The specialist scoped my nose and announced that I had polyps in my sinuses. She said she would schedule me for a CT scan of the sinuses, and offered three alternative treatments, which, she added truthfully, may or may not work.

  1. Steroid-based nasal spray
  2. Steroid-based nasal spray with a three-week course of antibiotics
  3. Day surgery followed by a saline flush for a week

“So,” she asked, about seven minutes into the appointment, “which do you want to do?”

“Um,” I replied. “Shouldn’t we try the most conservative therapy first?”

“Well, you could.”

I begged off the surgery by quite correctly observing that I wasn’t very adept at flushing my nose out, so that I would prefer one of the non-surgical alternatives. “I’m not sure I need the antibiotics because I don’t think this is bacterial,” I said.
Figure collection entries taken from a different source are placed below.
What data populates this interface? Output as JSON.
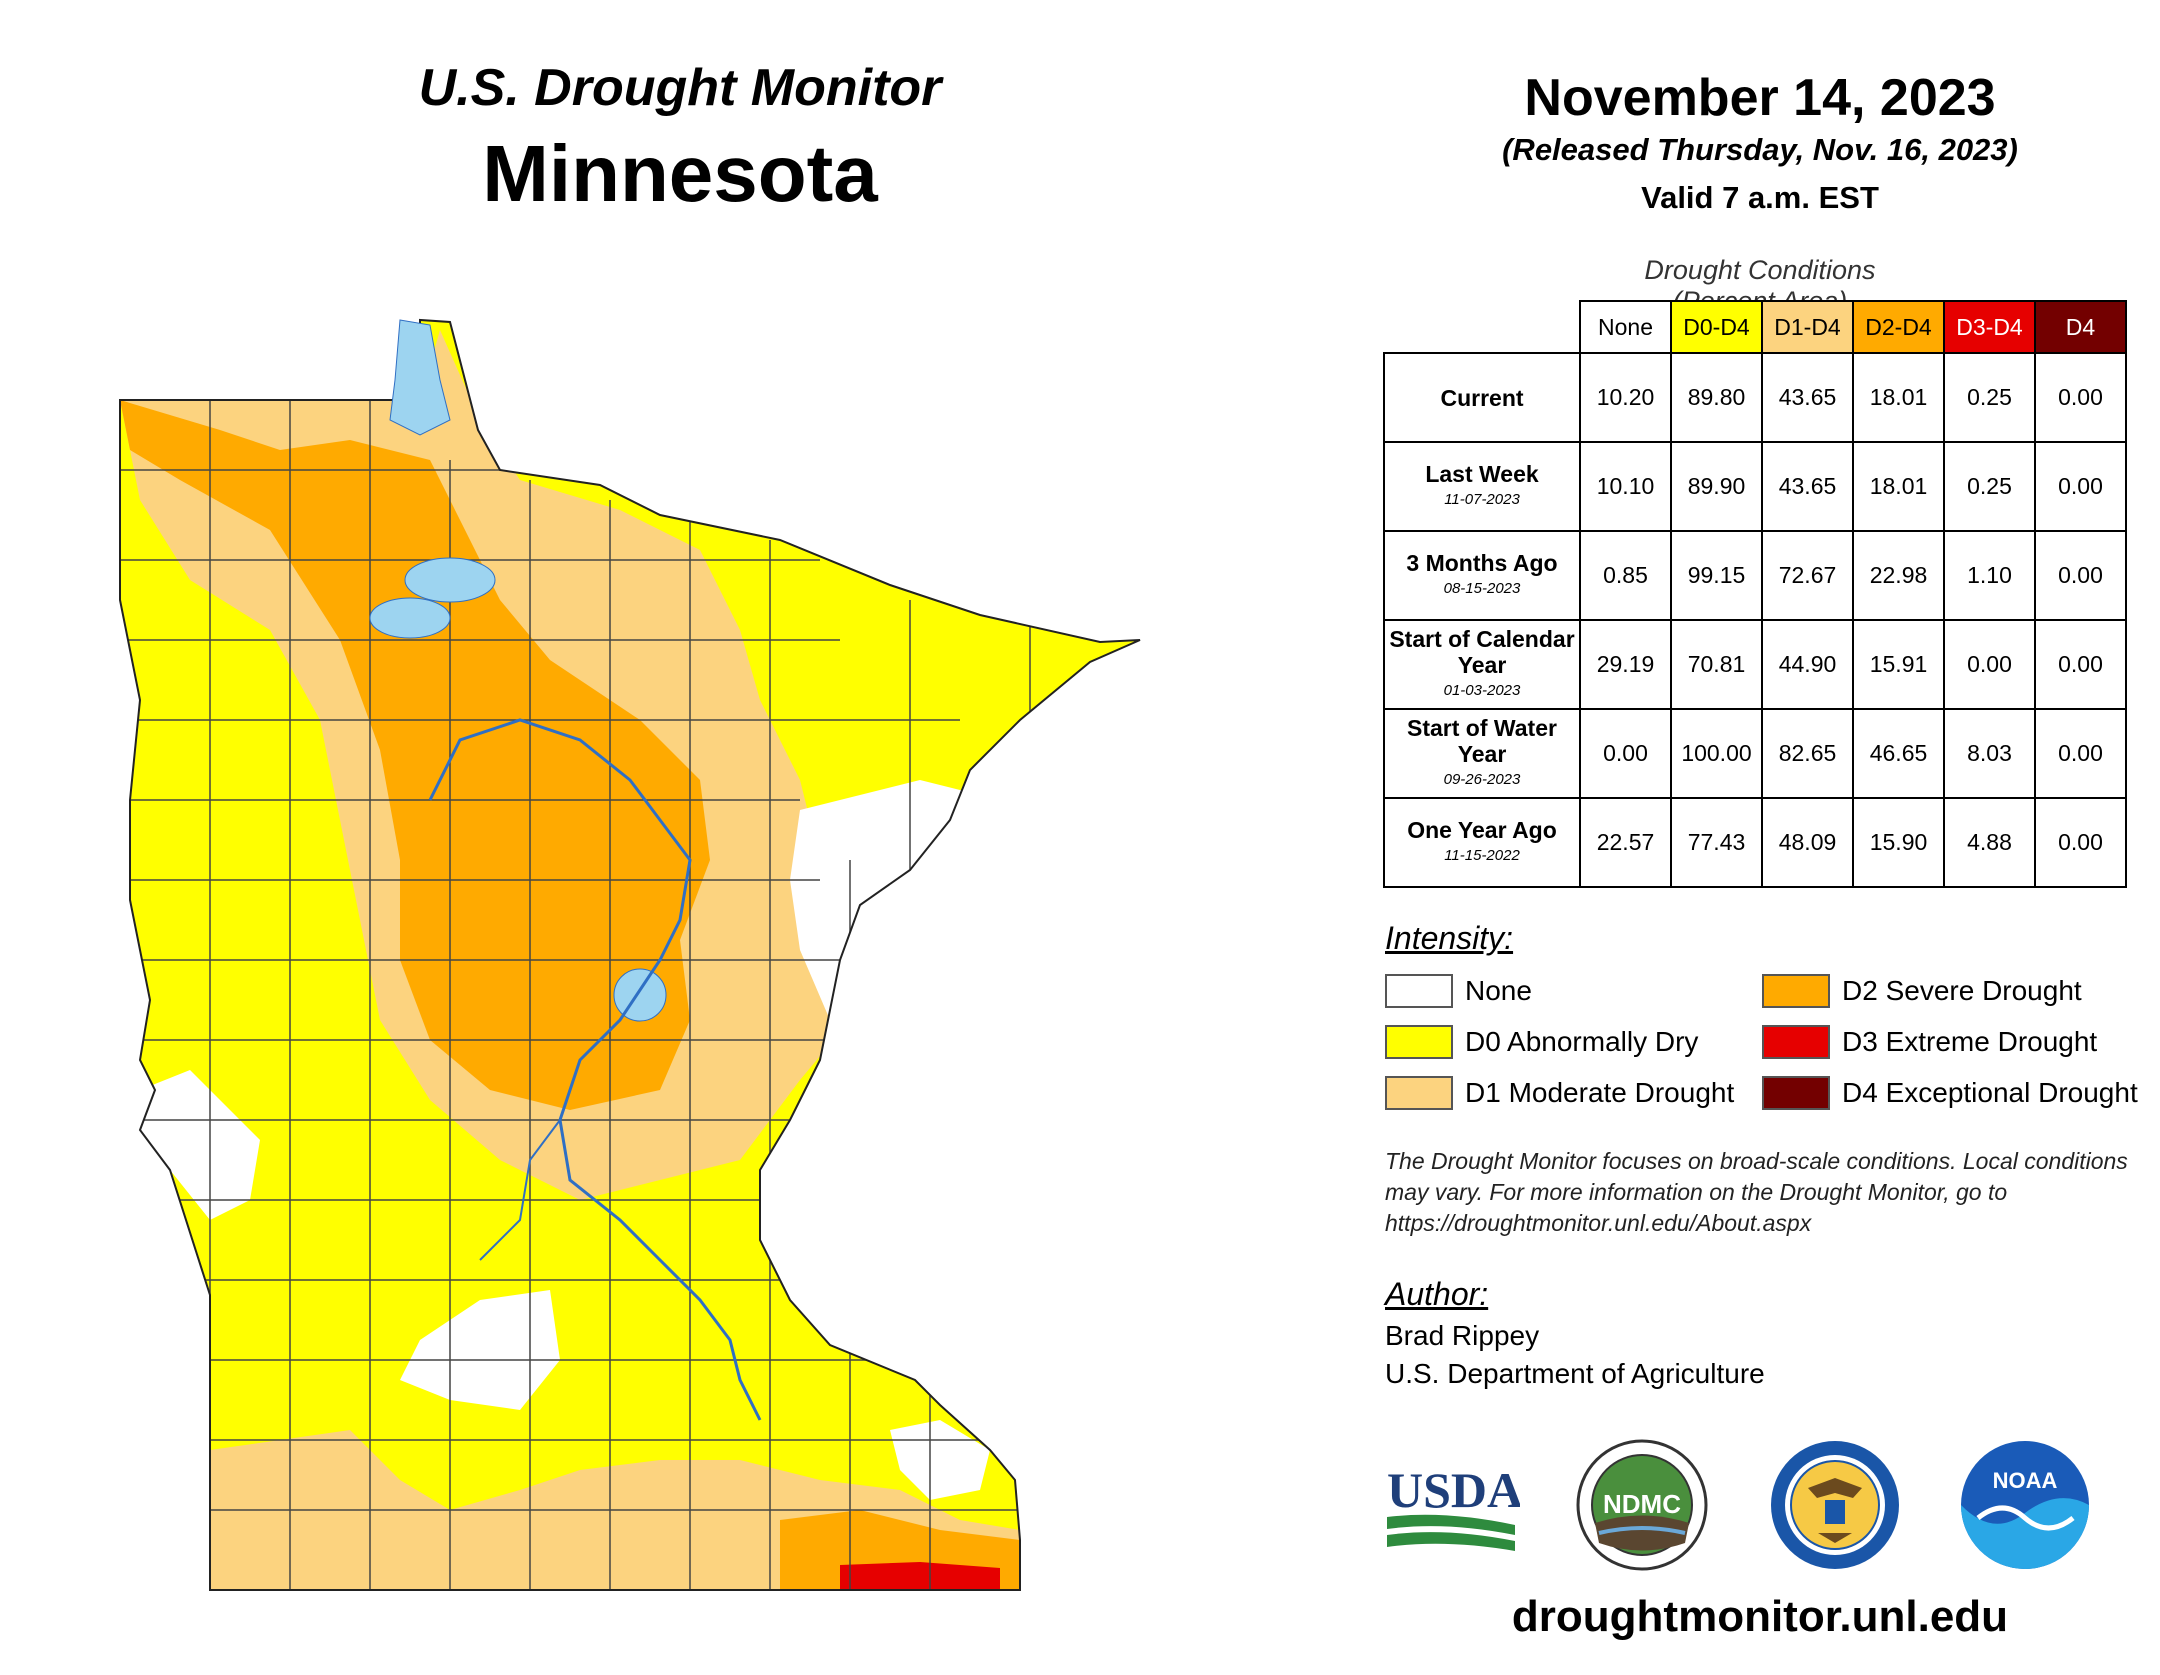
{
  "header": {
    "product": "U.S. Drought Monitor",
    "state": "Minnesota",
    "date": "November 14, 2023",
    "released": "(Released Thursday, Nov. 16, 2023)",
    "valid": "Valid 7 a.m. EST"
  },
  "table": {
    "title": "Drought Conditions (Percent Area)",
    "columns": [
      "None",
      "D0-D4",
      "D1-D4",
      "D2-D4",
      "D3-D4",
      "D4"
    ],
    "rows": [
      {
        "label": "Current",
        "date": "",
        "values": [
          "10.20",
          "89.80",
          "43.65",
          "18.01",
          "0.25",
          "0.00"
        ]
      },
      {
        "label": "Last Week",
        "date": "11-07-2023",
        "values": [
          "10.10",
          "89.90",
          "43.65",
          "18.01",
          "0.25",
          "0.00"
        ]
      },
      {
        "label": "3 Months Ago",
        "date": "08-15-2023",
        "values": [
          "0.85",
          "99.15",
          "72.67",
          "22.98",
          "1.10",
          "0.00"
        ]
      },
      {
        "label": "Start of Calendar Year",
        "date": "01-03-2023",
        "values": [
          "29.19",
          "70.81",
          "44.90",
          "15.91",
          "0.00",
          "0.00"
        ]
      },
      {
        "label": "Start of Water Year",
        "date": "09-26-2023",
        "values": [
          "0.00",
          "100.00",
          "82.65",
          "46.65",
          "8.03",
          "0.00"
        ]
      },
      {
        "label": "One Year Ago",
        "date": "11-15-2022",
        "values": [
          "22.57",
          "77.43",
          "48.09",
          "15.90",
          "4.88",
          "0.00"
        ]
      }
    ]
  },
  "legend": {
    "title": "Intensity:",
    "items": [
      {
        "label": "None",
        "color": "#ffffff"
      },
      {
        "label": "D0 Abnormally Dry",
        "color": "#ffff00"
      },
      {
        "label": "D1 Moderate Drought",
        "color": "#fcd37f"
      },
      {
        "label": "D2 Severe Drought",
        "color": "#ffaa00"
      },
      {
        "label": "D3 Extreme Drought",
        "color": "#e60000"
      },
      {
        "label": "D4 Exceptional Drought",
        "color": "#730000"
      }
    ]
  },
  "note": "The Drought Monitor focuses on broad-scale conditions. Local conditions may vary. For more information on the Drought Monitor, go to https://droughtmonitor.unl.edu/About.aspx",
  "author": {
    "title": "Author:",
    "name": "Brad Rippey",
    "org": "U.S. Department of Agriculture"
  },
  "logos": {
    "usda": "USDA",
    "ndmc": "NDMC",
    "doc": "department-of-commerce-seal",
    "noaa": "NOAA"
  },
  "website": "droughtmonitor.unl.edu",
  "map_colors": {
    "lake": "#9dd4f0",
    "river": "#2f6fc4",
    "county_line": "#444444"
  }
}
“A lot of patients report relief with the antibiotics,” she replied, almost as if she were cast as the “before” picture in an evidence-based medicine textbook.

“Isn’t three weeks a long time to be taking antibiotics?” I asked.

“Yes. Some people say that.”

I opted for the nasal spray. I elected not to schedule the sinus CT scan. Seemed like a lot of cost and inconvenience … and didn’t I just get a diagnosis anyway? So I didn’t follow up on it.

Except that the sinus scan was thoughtfully scheduled for me, as I learned when a scheduler called me the very same day. I ignored my first voicemail from the scheduler, but after the third I realized they really did expect me to show up (that very Friday, no less), and it occurred to me I might get billed unless I affirmatively called to cancel the appointment.

And, that is what is wrong with fee-for-service medicine. Most well-insured people would have gone along with the recommended program, getting the scan, the surgery, and who knows what else.

The bottom line is, in twelve short minutes, this visit encapsulated everything that is wrong with traditional fee-for-service medicine, of the type that someday, with any luck, is going to be replaced by capitated ACOs using patient-centered medical homes, supported by electronic medical records (EMRs), to refer to salaried specialists who don’t get to bill a big chunk of money each time they do a surgery.

Except that this practice is already a designated patient-centered medical home, it already uses an EMR, it is already partially capitated by its major health plan, and its specialists are already salaried.

That is the “punchline,” and explaining a joke often ruins it, but healthcare isn’t a joke so I’ll explain.

Just changing practice incentives may not change the behavior of individual physicians, especially specialists who even in most capitated practices are/will still be paid on the basis of work performed, somehow, to some degree. (In this practice, work performed affects physician salary for the following year.)

Further, patient satisfaction also factors into compensation, and what can be more satisfying for patients than promptness and responsiveness and action? As for the checks-and-balances provided by the EMR, it turns out that the EMR is what expedited the referral in the first place. Years ago it had been noted that I had a deviated septum (like about half the world, as it turns out). That information was duly stored in my EMR, so that my primary care physician had grounds to make a referral at her fingertips, without needing me to see her first.

The coda on this story? To try to overcome this hoarseness, I took the steroidal nasal spray twice a day for a week. Then I read the FDA insert, which listed the following as a side effect: hoarseness. I stopped the spray, and told this story to my producer. My producer suggested tea with honey during each taping, surely the most conservative therapy … and I still have my job.

So domestic policy wonks in the Washington, DC market can now hear me on The Big Fix Saturdays at 4 PM on WAMU 88.5, at least through January 15, when the funding runs out. I’m still a bit hoarse, but thanks to my producer I no longer sound like that guy on Boardwalk Empire whose vocal chords were blown up during World War I.

Postscript: The first episodes have already aired, and while a few people complained, not without justification, about my hosting skills, no one wrote in to say: “This guy sounds like he needs his polyps removed.”